Chapitre 6 Face aux résistances : perceptions, explications et réactions

6.2 Explication des résistances par les intervenants

L’on sait maintenant que les résistances sont appréhendées principalement comme des comportements inopportuns, et sont ainsi jugées négativement. Or, au-delà du simple jugement, les répondants ont avancé des pistes d’explication des résistances qui, bien qu’incluant la personnalité difficile des résidents ou leur potentielle maladie, s’avèrent multiples, et qui regroupent aussi les préférences des résidents, leurs conditions de vie et le rapport à leur image.

6.2.1 La maladie

Comme cela a préalablement été discuté, les écrits sur les résistances et les comportements dérangeants font état de la propension du personnel à expliquer ces comportements par la maladie. Il n’est alors pas surprenant que cela soit aussi présent à Sainte-Marie. Lorsque j’ai questionné les employées sur les causes possibles des résistances, elles ont été nombreuses à souligner la maladie. Isabel en est un bon exemple : « Je pense que des fois l’agressivité, la plupart du temps, c’est à cause de la maladie d’Alzheimer, des choses comme ça ». La mauvaise médicamentation peut aussi être mise en cause : « Le plus difficile c’est qu’il y a peut-être des gens qui sont mal médicamentés. Il y a des personnes qui peuvent être agressives. […] Il y en a qui refusent, qui lèvent les bras, qui peuvent te taper, te pincer, ils peuvent te mordre. Ça, c’est dur. Ça arrive » (Jocelyne, employée).
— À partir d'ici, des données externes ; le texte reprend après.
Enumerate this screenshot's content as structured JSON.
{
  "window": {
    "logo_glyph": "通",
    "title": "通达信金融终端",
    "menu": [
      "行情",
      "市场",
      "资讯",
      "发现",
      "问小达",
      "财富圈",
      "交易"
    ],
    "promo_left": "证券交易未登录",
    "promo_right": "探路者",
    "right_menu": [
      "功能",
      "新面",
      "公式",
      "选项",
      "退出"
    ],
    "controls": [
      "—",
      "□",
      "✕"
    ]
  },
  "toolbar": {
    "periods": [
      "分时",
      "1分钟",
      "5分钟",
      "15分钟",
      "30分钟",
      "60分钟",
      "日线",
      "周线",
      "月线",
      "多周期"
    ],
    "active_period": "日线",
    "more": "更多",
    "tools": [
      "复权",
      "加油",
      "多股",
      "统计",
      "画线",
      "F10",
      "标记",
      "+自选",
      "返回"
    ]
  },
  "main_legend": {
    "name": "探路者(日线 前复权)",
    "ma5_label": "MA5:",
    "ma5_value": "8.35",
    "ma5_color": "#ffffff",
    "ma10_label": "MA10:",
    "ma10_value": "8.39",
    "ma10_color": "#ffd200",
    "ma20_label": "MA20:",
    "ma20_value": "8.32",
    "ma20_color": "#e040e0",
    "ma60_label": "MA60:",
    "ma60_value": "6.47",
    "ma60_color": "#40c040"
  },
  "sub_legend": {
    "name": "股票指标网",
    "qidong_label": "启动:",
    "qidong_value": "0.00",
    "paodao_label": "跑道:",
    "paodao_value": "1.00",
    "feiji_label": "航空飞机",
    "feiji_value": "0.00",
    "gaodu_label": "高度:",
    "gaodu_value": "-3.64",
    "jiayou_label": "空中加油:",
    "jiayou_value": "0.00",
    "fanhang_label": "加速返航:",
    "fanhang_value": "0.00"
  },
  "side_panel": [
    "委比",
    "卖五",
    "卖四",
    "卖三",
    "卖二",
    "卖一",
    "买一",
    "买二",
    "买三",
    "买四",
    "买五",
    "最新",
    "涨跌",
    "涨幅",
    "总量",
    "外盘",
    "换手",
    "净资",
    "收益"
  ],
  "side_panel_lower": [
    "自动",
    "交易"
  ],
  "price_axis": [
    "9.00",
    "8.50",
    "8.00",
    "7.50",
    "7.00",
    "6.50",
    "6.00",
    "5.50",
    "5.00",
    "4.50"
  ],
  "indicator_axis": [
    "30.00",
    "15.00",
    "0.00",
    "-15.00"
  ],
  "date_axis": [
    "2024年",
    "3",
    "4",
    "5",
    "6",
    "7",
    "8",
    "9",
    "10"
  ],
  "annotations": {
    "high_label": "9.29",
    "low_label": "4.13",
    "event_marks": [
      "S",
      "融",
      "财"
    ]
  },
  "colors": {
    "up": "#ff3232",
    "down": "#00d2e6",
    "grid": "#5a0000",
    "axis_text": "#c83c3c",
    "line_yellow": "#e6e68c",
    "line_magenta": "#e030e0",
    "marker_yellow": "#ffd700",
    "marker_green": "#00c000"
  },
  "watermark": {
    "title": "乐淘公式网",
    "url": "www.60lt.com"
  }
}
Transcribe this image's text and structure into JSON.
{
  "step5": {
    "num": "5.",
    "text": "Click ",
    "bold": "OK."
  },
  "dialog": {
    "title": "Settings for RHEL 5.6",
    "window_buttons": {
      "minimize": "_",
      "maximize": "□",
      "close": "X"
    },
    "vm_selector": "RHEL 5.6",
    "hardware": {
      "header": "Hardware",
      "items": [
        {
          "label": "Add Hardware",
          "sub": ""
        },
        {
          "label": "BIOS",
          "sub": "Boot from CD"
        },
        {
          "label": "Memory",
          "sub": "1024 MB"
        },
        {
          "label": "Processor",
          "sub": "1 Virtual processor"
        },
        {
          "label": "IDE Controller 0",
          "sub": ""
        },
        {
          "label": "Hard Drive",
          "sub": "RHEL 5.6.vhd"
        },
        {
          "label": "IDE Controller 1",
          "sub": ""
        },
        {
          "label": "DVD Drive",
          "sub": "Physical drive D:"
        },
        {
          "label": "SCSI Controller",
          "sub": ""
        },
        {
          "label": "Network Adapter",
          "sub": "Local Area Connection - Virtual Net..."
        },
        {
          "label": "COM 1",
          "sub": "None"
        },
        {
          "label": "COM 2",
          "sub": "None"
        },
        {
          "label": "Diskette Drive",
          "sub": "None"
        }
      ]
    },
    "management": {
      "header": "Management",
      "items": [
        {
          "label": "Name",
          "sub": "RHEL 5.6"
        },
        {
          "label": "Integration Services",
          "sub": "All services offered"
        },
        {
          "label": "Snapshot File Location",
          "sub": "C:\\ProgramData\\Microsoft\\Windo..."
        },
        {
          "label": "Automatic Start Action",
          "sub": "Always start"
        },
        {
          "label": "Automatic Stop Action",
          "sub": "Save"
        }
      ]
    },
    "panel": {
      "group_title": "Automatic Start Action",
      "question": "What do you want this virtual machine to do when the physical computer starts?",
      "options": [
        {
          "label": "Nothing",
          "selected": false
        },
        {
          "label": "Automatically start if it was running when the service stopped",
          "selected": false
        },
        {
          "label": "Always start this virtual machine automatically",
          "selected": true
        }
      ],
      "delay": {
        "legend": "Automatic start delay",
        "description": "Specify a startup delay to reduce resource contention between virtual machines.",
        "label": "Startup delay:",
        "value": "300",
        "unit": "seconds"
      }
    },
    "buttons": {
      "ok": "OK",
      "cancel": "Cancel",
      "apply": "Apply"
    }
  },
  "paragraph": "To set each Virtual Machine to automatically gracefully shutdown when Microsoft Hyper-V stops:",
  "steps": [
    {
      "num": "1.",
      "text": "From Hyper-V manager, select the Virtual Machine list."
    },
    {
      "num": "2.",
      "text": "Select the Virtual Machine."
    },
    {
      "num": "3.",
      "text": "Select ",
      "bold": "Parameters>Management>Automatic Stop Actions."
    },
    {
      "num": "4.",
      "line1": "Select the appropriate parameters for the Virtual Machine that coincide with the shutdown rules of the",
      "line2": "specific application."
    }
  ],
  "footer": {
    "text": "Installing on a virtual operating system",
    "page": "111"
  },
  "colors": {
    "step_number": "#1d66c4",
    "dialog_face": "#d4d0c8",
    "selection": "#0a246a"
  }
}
Néanmoins, certaines ont nuancé cette disposition à tout expliquer par la maladie. Une employée s’exprime sur la violence pendant les soins et les causes de ce comportement :

Sa maladie. Personnellement, il y a des personnes qu’à cause de leur maladie, elles sont comme ça. Mais il y a des patients que ce n’est pas leur maladie. C’est juste qu’ils sont agressifs et c’est tout. Ce n’est pas normal qu’un résident soit agressif avec les préposées, juste les femmes, pas les hommes. Ou pas avec sa famille. Si c’est la maladie, pourquoi juste avec les femmes? Si tu me dis non, c’est la maladie, la maladie… Personnellement, je sais que ce n’est pas la maladie (Adella).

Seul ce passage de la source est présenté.